J’ajoute qu’un des objectifs primordiaux de la LRU, auquel Tassel n’a pas fait allusion et qui n’a pas suffisamment ému le ventre mou des universitaires qui ne se sont pas élevés contre cette loi, est d’aligner le statut des enseignants-chercheurs sur celui de la majorité de leurs collègues européens. Tout bêtement de les sortir de la Fonction publique. Cela est déjà en train de se faire, en « douceur » par le recrutement de plus en plus « normal » de personnels précaires. Si les universitaires ne réagissent pas vigoureusement et d'urgence, le processus sera achevé dans une vingtaine d'années. Je lisais tout récemment que, dans une université du Sud-Est de la France, un conseil d'administration avait voté sur ce point. Il avait refusé la défonctionnarisation par 23 voix contre 7. Il s'était donc trouvé 7 membres du CA (des personnalités extérieures non enseignantes, j'espère, mais je n'en mettrais pas ma main au feu) pour trouver naturelle la privatisation des universitaires.

 

Une dernière petite nouvelle affligeante qui nous montre bien le quotidien de l'université sarkozyste et de ses cadres complices (la Conférence des présidents d'université au premier chef). Un BIATOS m'écrit ceci : À l'université Grenoble II, nous vivons de manière très violente la fin du centre de documentation d'une équipe de recherche (CNRS), spécialisée en sociologie industrielle. Ce centre a été "déménagé" sans aucun avertissement par l'une de ses tutelles (l'Université Pierre Mendès France).

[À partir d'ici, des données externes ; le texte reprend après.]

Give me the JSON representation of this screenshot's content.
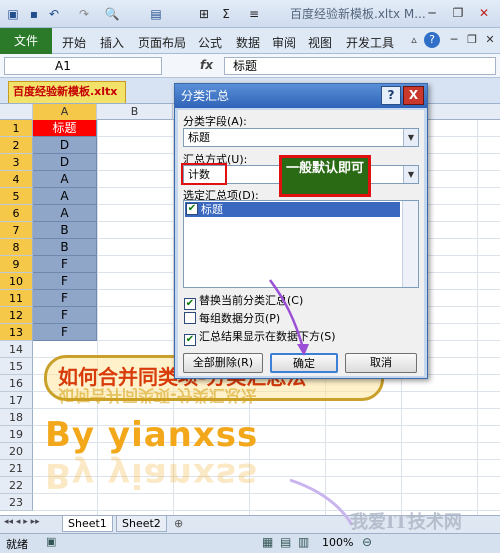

La documentaliste responsable de ce centre de documentation a été soumise à un stress important, d'abord privée d'accès à son centre de documentation et à ses affaires personnelles, puis mutée aux services communs de la Bibliothèque universitaire sans préavis.

Voilà donc un centre de documentation et une documentaliste rayés de la carte.
Un tel mépris (une telle méconnaissance ?) du travail des documentalistes et des chercheurs, de la part d'une université, laisse pantois ...

 

* En photo, l'université française de demain.